Fourwinds and A. Weir have some superb shots of this site with sunlight raking over the stones and grass and this is what I hoped to see before sunset today. Unfortunately I wasn't counting on Saturday rush hour traffic in Armagh and Dungannon and missed the best light.
Arriving on a very windy evening I was not dissapointed for long, this place is incredible. You can almost feel the frenzy of activity here, the fervour with which the rows were scattered around the rings as if the world was about to end. Some theories consider this could well have been the scenario the builders thought they were facing as the peat bog swallowed up the workable land.
Trying to understand this place is like trying to square the circle using an abacus. Excuse the pun!
Visited 23rd March 2004: Having failed to find Creggandevesky Court Tomb, I decided to go and see Beaghmore before it was too late. It was a relief to find the place without too much trouble, and thankfully the rain was holding back. The sun even came out!
There's so much here, it's impossible to describe concisely (so I won't try).

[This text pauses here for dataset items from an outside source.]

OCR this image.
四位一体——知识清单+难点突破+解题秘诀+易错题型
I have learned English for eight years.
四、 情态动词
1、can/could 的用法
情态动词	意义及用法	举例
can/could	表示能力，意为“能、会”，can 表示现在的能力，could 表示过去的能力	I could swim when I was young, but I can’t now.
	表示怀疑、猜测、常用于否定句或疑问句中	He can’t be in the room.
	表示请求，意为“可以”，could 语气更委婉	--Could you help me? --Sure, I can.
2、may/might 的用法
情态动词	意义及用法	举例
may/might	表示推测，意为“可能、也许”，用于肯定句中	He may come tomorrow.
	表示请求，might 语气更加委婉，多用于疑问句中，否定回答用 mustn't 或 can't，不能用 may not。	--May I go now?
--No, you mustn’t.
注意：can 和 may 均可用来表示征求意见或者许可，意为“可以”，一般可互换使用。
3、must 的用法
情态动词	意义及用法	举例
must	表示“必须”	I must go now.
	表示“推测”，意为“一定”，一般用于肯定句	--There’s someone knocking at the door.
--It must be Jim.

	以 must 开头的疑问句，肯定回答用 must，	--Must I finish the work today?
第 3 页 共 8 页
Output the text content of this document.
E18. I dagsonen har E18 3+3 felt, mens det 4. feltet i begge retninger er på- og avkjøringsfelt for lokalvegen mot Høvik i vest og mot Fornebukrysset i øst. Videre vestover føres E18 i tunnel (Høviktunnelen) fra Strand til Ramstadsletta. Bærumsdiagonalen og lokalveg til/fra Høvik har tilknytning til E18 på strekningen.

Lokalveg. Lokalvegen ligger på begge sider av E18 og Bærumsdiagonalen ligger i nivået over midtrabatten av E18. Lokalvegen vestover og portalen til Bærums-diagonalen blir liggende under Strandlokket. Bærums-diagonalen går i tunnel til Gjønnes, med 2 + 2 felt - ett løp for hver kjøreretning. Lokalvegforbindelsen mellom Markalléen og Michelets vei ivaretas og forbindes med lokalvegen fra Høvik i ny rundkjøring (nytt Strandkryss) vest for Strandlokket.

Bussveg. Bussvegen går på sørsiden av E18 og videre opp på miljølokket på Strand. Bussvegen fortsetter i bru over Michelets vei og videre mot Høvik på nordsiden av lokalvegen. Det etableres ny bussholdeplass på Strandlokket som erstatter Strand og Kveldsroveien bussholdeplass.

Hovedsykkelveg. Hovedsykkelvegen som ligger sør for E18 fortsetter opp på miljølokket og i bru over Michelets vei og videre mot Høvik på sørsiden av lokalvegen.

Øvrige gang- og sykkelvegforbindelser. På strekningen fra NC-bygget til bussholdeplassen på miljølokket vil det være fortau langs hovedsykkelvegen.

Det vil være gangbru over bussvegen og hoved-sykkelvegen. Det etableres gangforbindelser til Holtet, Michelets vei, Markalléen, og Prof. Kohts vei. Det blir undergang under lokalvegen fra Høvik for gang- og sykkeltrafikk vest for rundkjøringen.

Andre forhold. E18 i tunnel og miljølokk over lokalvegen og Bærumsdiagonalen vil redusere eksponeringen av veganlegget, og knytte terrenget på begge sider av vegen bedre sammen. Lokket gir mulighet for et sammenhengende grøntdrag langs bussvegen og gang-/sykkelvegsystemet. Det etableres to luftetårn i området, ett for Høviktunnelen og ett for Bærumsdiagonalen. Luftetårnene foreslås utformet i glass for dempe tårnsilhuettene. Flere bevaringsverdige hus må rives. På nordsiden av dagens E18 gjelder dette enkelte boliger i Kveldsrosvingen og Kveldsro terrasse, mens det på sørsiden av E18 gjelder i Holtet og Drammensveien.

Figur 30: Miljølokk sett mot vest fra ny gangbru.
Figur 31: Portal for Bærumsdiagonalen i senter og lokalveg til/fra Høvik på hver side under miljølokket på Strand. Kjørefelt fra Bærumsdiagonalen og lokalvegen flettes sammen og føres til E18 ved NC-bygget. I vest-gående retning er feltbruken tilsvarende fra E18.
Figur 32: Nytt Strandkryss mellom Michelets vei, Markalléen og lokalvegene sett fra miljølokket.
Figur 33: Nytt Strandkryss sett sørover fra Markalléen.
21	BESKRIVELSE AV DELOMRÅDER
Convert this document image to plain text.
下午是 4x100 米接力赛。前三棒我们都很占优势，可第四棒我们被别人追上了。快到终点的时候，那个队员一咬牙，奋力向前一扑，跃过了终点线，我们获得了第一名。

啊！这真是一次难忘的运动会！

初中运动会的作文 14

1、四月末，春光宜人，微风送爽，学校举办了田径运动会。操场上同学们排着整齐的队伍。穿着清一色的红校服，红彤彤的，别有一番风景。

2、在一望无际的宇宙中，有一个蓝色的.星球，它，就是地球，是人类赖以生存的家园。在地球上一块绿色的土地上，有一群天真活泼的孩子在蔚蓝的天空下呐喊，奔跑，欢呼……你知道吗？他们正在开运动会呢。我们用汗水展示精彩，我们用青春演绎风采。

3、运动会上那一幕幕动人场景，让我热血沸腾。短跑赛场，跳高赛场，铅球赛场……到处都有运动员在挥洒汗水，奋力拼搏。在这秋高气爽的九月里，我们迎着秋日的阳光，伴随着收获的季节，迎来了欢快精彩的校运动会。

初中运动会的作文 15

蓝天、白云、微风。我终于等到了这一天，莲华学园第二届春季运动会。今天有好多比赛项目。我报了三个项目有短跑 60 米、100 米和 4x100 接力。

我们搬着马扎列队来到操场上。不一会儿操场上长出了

In summary, it's a tightly packed collection of Bronze Age stone circles, stone rows and cairns. None of the stones are especially large, but coming from Ceredigion I'm not put off my small stones. It was a beautiful scene, with the rain hardly gone and bright oblique sunshine. I inflicted some badly played harmonica on the stones before heading off for one last try at finding Creggandevesky.
Incidentally, access to the stones at Beaghmore is good. A wheelchair user could get at 95% of the site, perhaps with a little assistance in some places. There's a good path running down the length of the site, and parking is easy.